Le théâtre comme planche de salut

«Le théâtre m'a sauvée. C'est pour ça que je n'ai pas de difficultés à jouer Carmen. Car ce qu'elle dit, dans le fond, c'est: 'Trouvez votre passion et foncez!'»
Et c'est justement ce que Maude Guérin a fait, quand elle a commencé à faire du théâtre, à 14 ans.
Adolescente, la comédienne aujourd'hui dans la quarantaine se trouvait «grosse et pas belle».
«J'étais très introvertie, raconte-t-elle, attablée devant un café, à Ottawa. Quand j'ai découvert le théâtre, toutes mes pudeurs sont tombées. Je n'avais plus aucun complexe parce que j'avais la possibilité de devenir un personnage. Ç'a carrément changé mon parcours.»
C'est dans ce médium artistique qu'elle puise la force de quitter son village natal de La Tuque, où elle avait l'impression de s'étioler.

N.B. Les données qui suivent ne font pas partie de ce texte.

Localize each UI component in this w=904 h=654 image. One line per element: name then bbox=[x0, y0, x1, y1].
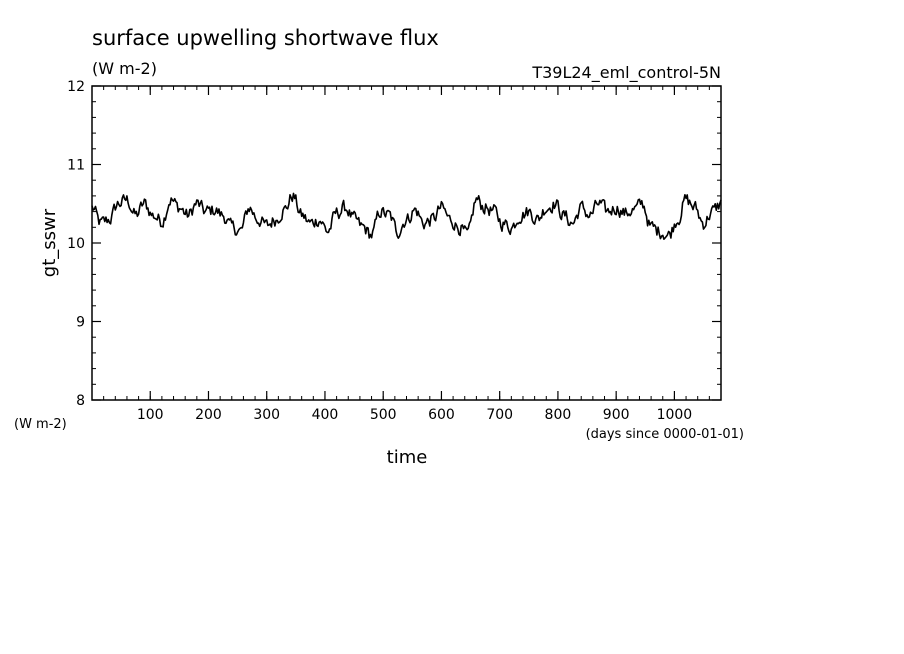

Diplômée de l'École de théâtre du Cégep de Saint-Hyacinthe en 1988, Maude Guérin se fait toutefois gentiment prévenir par l'un de ses professeurs: «Il m'avait dit que je devrais patienter jusqu'à la trentaine avant de vraiment me tailler une place dans le milieu. Il a eu raison. Je n'avais pas la gueule d'une jeune première...»
Depuis quelques années, cependant, elle accumule les rôles significatifs et diversifiés.
Ainsi, elle passe de l'enquêteure Maud Graham dans Le Collectionneur, au cinéma (2002) à Dominique, l'avocate lesbienne aux opinions tranchées de la télésérie Toute la vérité, ou encore de l'univers de Tchekov à celui de Michel Tremblay, sur les planches.
Autant de personnages dont elle peut explorer les moindres failles afin d'en faire ressortir toutes les nuances, ce qu'elle aime par-dessus tout.
C'est là toute la beauté du métier qu'elle pratique: avoir la chance de repousser ses propres limites à chaque rôle.
«On se découvre à travers ça. Jouer deux fois le même personnage ne m'intéresse pas!»
Trois décennies et cinq Gémeaux (dont le doublé Meilleurs premier rôle et rôle de soutien pour les dramatiques Toute la vérité et Providence, en 2011) plus tard, elle éprouve néanmoins encore «de la misère à composer avec les nominations et les prix».
«Je vis toujours une sorte d'ambivalence par rapport aux récompenses, avoue-t-elle. Pour moi, elles viennent assurément à force de travail. Faire des efforts demeure la seule façon d'arriver dans la vie, selon moi.»
Une leçon de vie qu'elle se fait un devoir de rappeler à son fils de 11 ans, Edmond.
«En cette époque où les téléréalités génèrent des vedettes instantanées, c'est d'autant plus important de valoriser l'effort!» clame la maman avec passion.